Thursday, September 2, 2010

Pharmaceutical Makers, Travel Firms and Hollywood Have Yet to Restore Cuts to Marketing Budgets

http://online.wsj.com/article/SB10001424052748703791804575439533156807488.html?mod=dist_smartbrief
Recent earning reports from top media companies show U.S. advertising spending is returning with a bang. But not every industry is increasing expenditures, a sign that media and ad companies have some ground to make up before they fully recover.

Industries such as travel, motion pictures and pharmaceuticals have cut ad spending during the first five months of 2010 compared with the year-earlier period, according to Kantar Media, a WPP PLC company that tracks ad spending across TV, print, radio, outdoor and some online.
Ad outlays by travel and tourism companies decreased 9.7% to $1.8 billion during the period while spending by motion picture companies fell 7.5% to $14.7 billion, Kantar says.

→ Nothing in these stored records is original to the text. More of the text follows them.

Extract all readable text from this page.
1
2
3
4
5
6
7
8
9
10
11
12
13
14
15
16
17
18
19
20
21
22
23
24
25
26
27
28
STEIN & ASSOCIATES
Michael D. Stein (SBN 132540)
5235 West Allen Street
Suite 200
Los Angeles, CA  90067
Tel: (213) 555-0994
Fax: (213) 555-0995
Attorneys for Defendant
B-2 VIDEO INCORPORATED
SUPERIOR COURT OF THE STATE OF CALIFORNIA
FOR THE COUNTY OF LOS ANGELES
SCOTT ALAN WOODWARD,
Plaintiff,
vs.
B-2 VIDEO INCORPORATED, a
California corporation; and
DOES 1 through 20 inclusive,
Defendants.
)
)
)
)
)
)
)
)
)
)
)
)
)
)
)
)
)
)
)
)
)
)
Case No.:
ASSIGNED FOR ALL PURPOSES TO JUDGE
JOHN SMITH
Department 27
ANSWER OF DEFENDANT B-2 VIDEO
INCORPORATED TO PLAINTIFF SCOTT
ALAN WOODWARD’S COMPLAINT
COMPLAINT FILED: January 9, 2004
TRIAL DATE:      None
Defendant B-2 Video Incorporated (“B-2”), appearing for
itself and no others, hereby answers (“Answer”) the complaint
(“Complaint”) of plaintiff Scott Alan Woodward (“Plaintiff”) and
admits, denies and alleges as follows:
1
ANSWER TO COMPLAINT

A full rebound will take time, says Jon Swallen, Kantar's senior vice president of research.
"It's a two step process," Mr. Swallen says. "Step one is a reversal from declines to increases and the second step for advertisers is to figure out how aggressively do they expand."

Overall, the U.S. ad market is expected to grow 1.1% this year to $149.9 billion, predicts ZenithOptimedia, a media buying firm owned by Publicis Groupe SA.

It has been a quicker-than-expected comeback from one of the advertising world's worst droughts in decades. Ad spending plummeted 12.3% last year, according to Kantar. But the estimated spending for 2011 is still well below the level of 2007, when companies shelled out $177.6 billion on U.S. ads, according to ZenithOptimedia.

Car markers such as General Motors Co., financial services companies and consumer product companies such as Procter & Gamble Co., have helped fuel stronger earnings for media and ad companies by significantly raising their ad expenditures.